Title III of the Jumpstart Our Business Startups (JOBS) Act, passed in mid-May allows investors to participate in crowdfunding opportunities to fund new startups. However, there are some limitations that need to be worked out.
“It’s a new process. It takes a few visionary people who are willing to try something that’s new in order to prove that it actually works,” said Ron Miller, CEO of StartEngine, one of the 11 funding portals regulated by the Financial Industry Regulatory Authority as of June 15 under Regulation CF. “There’s some hesitancy only because it hasn’t been done before.”
StartEngine serves accredited and non-accredited investors. The platform currently hosts about 15 companies, with another 30 in process and aims to fund 5,000 companies over the next five years, Miller said.
Although crowdfunding is new for investors, Miller said they should approach it in a way that is “consistent with what we know about good investment strategy in general,” and “this particular sector of startup investing and growth business investing should represent the high-risk, high-return sector” of an investor’s portfolio.
He suggested most investors shouldn’t consider investing more than 3% to 10% of their investment portfolio in these types of businesses, and that they diversify across the startups that they invest in.

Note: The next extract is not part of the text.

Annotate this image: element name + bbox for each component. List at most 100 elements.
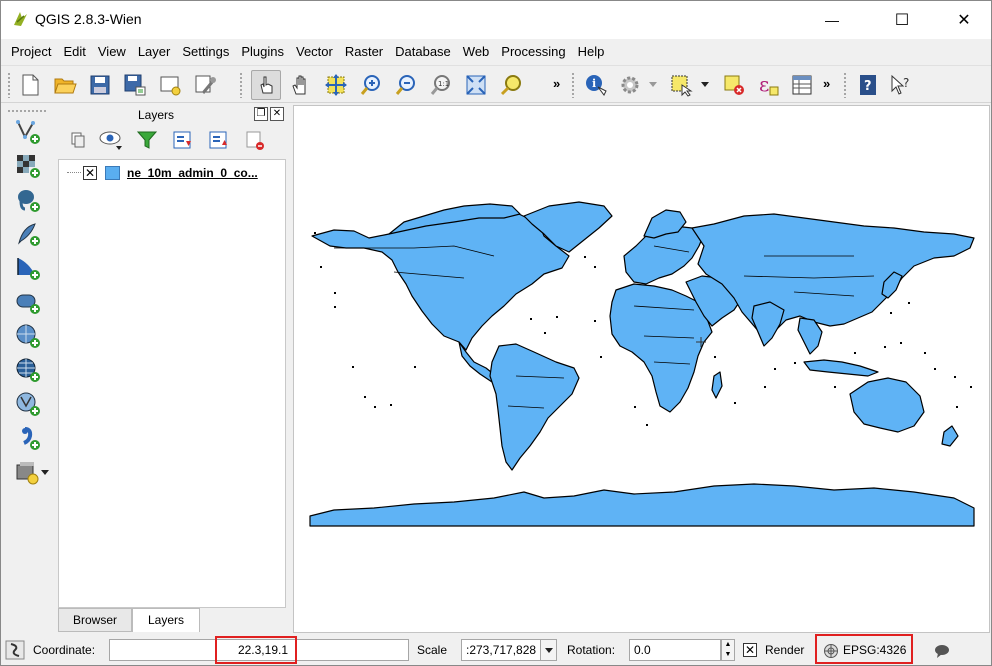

“It’s really important that individual investors not get so excited about an individual offering that they allocate the entire high-risk, high-return portion of their portfolio to one individual company,” Miller said. He also suggested that investors spread that allocation across at least three companies, and maybe as many as 10.
“Our friends the venture capitalists taught us well; that the overwhelming majority of these investments are not likely to work out. However, with a good diversification strategy, the one or two that are going to be tremendously successful are going to offset the losses from the companies that didn’t work out.”
However, the limitations the regulation places on entrepreneurs may stymie investment at first.
“Raising capital is not an easy process. Even with these new rules, it takes a lot more than simply posting your campaign on a crowdfunding site,” Miller said. “There’s a strategy and process” for entrepreneurs to create compelling campaigns and promote them.